In response to an Environmental Protection Agency extension that delays clean air deadlines for the national capital area, Earthjustice today argued in federal court that the extension should be overturned. Earthjustice attorney David Baron, representing Sierra Club, argued that the extension granted by the agency last year violates the Clean Air Act.
"We contend that this extension is not only bad for the health of our children and families, but that it's also illegal," said Baron. "In our view it's simply unacceptable for the residents of our nation's capital to continue to suffer the dangerous effects of air pollution, while waiting for government officials to require stronger local pollution controls."

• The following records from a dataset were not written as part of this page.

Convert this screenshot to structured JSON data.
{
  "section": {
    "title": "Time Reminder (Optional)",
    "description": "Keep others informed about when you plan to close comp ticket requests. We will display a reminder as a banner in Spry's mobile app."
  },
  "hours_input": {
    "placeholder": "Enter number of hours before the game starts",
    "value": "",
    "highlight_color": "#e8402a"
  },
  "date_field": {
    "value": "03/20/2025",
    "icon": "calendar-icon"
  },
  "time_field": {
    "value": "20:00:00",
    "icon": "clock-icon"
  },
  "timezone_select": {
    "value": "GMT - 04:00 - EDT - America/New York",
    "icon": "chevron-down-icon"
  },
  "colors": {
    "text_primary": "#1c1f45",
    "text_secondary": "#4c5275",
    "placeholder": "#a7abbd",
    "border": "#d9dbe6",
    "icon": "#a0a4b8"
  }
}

The DC metro area has been in nonattainment for ozone -- also known as smog -- for more than 20 years. This means that the region fails to meet the federal health standard for ozone, as required by the Clean Air Act. EPA granted the region an extension to deal with smog pollution based on claims by DC-area governments that more time is needed to address air pollution transported to the area from other states. Earthjustice maintains that most of Washington's ozone pollution is locally generated. The group further contends that EPA cannot grant an extension without reclassifying the Washington area from "serious" to "severe," a move that would trigger stronger local pollution controls on factories and other pollution sources.
"The Clean Air Act promised citizens of metro DC healthy air by 1999, and the EPA, Virginia, Maryland, and the District have failed to keep that promise," said Glen Besa of the Sierra Club. "It is disgraceful that in our nation's capital we can't provide healthy air to residents and to the millions of tourists who visit each summer."
Ozone is a severe lung irritant that damages lung tissue, reduces lung function, and causes symptoms such as chest pain, nausea, and pulmonary congestion. The elderly, the young, and persons with asthma are especially vulnerable. According to some estimates, there are more than 225,000 asthmatics in the Washington area who are at special risk from ozone pollution, including more than 53,000 asthmatic children.
"We contend that the air pollution in this region threatens the health of thousands of residents," said Baron. "It's our position that the Clean Air Act requires stronger pollution controls in the Washington area right now."
In addition to challenging the deadline extension, Earthjustice charges that EPA illegally approved deficient clean air plans submitted by Virginia, Maryland, and the District. According to Baron, the plans lack legally required control measures and contingency measures, and also fail to assure annual cuts in regional pollution as required by law.